Frontend development is moving fast again.
Ask developers what stands out most about 2025, and the answer is almost always the same: the pace.
New frameworks, new rendering patterns, and a constant stream of AI-powered tools arrive almost every week. Kevin Quaedvlieg, one of our frontend developers at Prepr, describes it like this: “Every week there’s something new, Cursor, Windsurf, Claude, Claude Code, Amazon’s Kiro. We went from simple coding assistants to fully integrated AI IDEs. I’ve tried a lot this year, and I keep coming back to Claude, Claude Code, and Cursor.”
When asked to describe the state of frontend development in a single word, he doesn’t hesitate: “Server-First.”
The shift is clear: more work happens on the server, less JavaScript ships to the browser, requests are fewer, and bundles load faster. The result is a web that feels lighter, and a development process that depends more on strong defaults than manual optimisation.
Meta-frameworks are the standards
Going into 2026, the stack feels more mature and more opinionated than it did a year ago.
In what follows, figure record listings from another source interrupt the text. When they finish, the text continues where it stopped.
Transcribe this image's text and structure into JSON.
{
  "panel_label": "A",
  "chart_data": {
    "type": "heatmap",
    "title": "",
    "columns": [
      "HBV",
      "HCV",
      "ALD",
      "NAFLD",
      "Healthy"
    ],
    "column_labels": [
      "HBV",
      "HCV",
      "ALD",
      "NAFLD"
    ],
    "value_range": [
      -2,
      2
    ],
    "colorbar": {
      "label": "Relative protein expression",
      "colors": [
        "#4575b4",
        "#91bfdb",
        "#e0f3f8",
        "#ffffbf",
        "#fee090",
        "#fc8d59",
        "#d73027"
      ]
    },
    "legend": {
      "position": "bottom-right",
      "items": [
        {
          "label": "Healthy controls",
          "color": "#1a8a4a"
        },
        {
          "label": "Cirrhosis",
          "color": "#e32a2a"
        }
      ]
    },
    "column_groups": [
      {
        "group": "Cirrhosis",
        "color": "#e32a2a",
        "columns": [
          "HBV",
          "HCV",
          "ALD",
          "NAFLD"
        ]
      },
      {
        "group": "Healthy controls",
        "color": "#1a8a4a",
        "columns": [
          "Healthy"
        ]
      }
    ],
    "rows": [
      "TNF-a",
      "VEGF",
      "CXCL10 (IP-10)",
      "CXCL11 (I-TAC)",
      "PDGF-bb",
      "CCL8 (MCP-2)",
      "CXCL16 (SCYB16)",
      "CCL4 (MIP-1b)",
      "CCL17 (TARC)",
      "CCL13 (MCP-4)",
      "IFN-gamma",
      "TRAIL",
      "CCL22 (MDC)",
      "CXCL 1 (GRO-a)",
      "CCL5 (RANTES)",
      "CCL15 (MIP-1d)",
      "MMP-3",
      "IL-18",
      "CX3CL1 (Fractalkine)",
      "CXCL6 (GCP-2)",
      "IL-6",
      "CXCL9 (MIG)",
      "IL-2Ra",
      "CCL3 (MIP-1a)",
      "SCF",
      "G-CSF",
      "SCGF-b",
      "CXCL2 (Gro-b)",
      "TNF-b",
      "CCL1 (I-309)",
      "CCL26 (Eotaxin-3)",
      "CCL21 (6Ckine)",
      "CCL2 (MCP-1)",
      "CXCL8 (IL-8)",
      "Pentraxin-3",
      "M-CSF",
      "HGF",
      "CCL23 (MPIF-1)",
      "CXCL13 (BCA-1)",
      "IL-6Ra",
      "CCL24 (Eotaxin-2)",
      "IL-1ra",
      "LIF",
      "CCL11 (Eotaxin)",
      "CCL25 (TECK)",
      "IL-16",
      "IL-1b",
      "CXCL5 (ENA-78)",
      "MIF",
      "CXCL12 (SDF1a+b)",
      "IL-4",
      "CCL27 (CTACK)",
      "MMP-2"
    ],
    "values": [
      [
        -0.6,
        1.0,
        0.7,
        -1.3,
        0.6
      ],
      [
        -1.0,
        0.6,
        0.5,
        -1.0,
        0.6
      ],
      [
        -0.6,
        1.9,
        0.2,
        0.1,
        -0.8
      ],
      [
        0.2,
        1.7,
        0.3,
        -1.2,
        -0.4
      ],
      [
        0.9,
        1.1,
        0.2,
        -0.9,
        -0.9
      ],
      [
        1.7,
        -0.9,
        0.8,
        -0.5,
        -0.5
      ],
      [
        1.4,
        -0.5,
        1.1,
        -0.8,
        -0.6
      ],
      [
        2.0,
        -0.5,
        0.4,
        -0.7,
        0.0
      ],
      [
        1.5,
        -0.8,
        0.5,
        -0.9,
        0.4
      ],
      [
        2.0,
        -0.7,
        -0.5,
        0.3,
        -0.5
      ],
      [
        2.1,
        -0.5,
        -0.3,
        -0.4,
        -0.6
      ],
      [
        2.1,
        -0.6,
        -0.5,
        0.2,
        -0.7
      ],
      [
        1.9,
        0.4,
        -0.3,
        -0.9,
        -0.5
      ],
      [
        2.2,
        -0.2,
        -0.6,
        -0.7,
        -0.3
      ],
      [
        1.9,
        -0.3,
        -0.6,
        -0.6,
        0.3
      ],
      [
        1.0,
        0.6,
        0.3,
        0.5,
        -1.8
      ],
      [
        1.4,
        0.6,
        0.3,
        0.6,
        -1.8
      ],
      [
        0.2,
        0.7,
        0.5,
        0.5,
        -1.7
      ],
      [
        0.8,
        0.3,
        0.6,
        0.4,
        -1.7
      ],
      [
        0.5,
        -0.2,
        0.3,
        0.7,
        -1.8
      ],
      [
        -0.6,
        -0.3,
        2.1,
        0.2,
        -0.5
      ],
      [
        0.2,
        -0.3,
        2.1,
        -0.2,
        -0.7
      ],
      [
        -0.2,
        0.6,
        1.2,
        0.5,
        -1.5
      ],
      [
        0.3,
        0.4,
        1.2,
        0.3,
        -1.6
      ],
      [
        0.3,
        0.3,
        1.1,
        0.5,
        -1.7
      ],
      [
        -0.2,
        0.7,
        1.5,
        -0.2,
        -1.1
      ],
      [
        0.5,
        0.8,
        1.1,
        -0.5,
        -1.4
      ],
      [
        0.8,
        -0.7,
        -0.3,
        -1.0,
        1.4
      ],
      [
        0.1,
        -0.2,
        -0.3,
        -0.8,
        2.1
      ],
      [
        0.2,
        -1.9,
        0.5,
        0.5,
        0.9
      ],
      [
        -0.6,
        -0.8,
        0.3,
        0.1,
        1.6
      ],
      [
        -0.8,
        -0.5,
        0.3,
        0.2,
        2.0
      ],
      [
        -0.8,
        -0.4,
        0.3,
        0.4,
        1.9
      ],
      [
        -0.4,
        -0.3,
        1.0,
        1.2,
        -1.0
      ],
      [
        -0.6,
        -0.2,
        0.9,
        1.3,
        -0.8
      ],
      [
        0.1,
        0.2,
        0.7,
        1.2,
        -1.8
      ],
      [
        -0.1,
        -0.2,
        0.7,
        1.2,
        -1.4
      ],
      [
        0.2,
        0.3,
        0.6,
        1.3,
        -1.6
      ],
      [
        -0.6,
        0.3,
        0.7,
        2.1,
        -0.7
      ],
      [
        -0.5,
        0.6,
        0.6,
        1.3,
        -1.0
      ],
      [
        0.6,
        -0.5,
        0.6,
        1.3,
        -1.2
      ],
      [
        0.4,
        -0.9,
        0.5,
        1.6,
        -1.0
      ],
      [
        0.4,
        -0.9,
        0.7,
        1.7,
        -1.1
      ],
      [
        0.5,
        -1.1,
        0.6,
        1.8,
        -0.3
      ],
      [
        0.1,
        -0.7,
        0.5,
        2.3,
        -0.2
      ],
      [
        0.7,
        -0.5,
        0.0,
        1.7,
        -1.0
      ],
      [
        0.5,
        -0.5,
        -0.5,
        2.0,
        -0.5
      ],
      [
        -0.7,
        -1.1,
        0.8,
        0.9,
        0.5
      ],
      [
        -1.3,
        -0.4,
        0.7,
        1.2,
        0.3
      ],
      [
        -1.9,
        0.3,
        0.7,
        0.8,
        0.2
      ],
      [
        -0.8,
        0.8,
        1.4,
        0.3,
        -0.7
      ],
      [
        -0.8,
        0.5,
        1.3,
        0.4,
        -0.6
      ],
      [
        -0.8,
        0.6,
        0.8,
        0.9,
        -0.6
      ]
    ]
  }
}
Recent Stack Overflow data shows React still leading by a wide margin, Next.js expanding its role as the default meta-framework, and Svelte and Astro steadily gaining space.
For most frontend teams, 2026 no longer starts with the question “Which framework should we use?”.
The ecosystem has consolidated. Meta-frameworks like Next.js, Astro, SvelteKit, Remix, and Qwik have become the default starting point for new projects.
Developers describe this shift as practical rather than ideological. Meta-frameworks simply take care of the work that used to slow projects down: routing, data fetching, server-side rendering, build optimisation, and deployment targets. As frontend developer Kevin Quaedvlieg puts it, “These frameworks come with an opinionated approach that works out of the box and solves the problems you keep facing on every project.”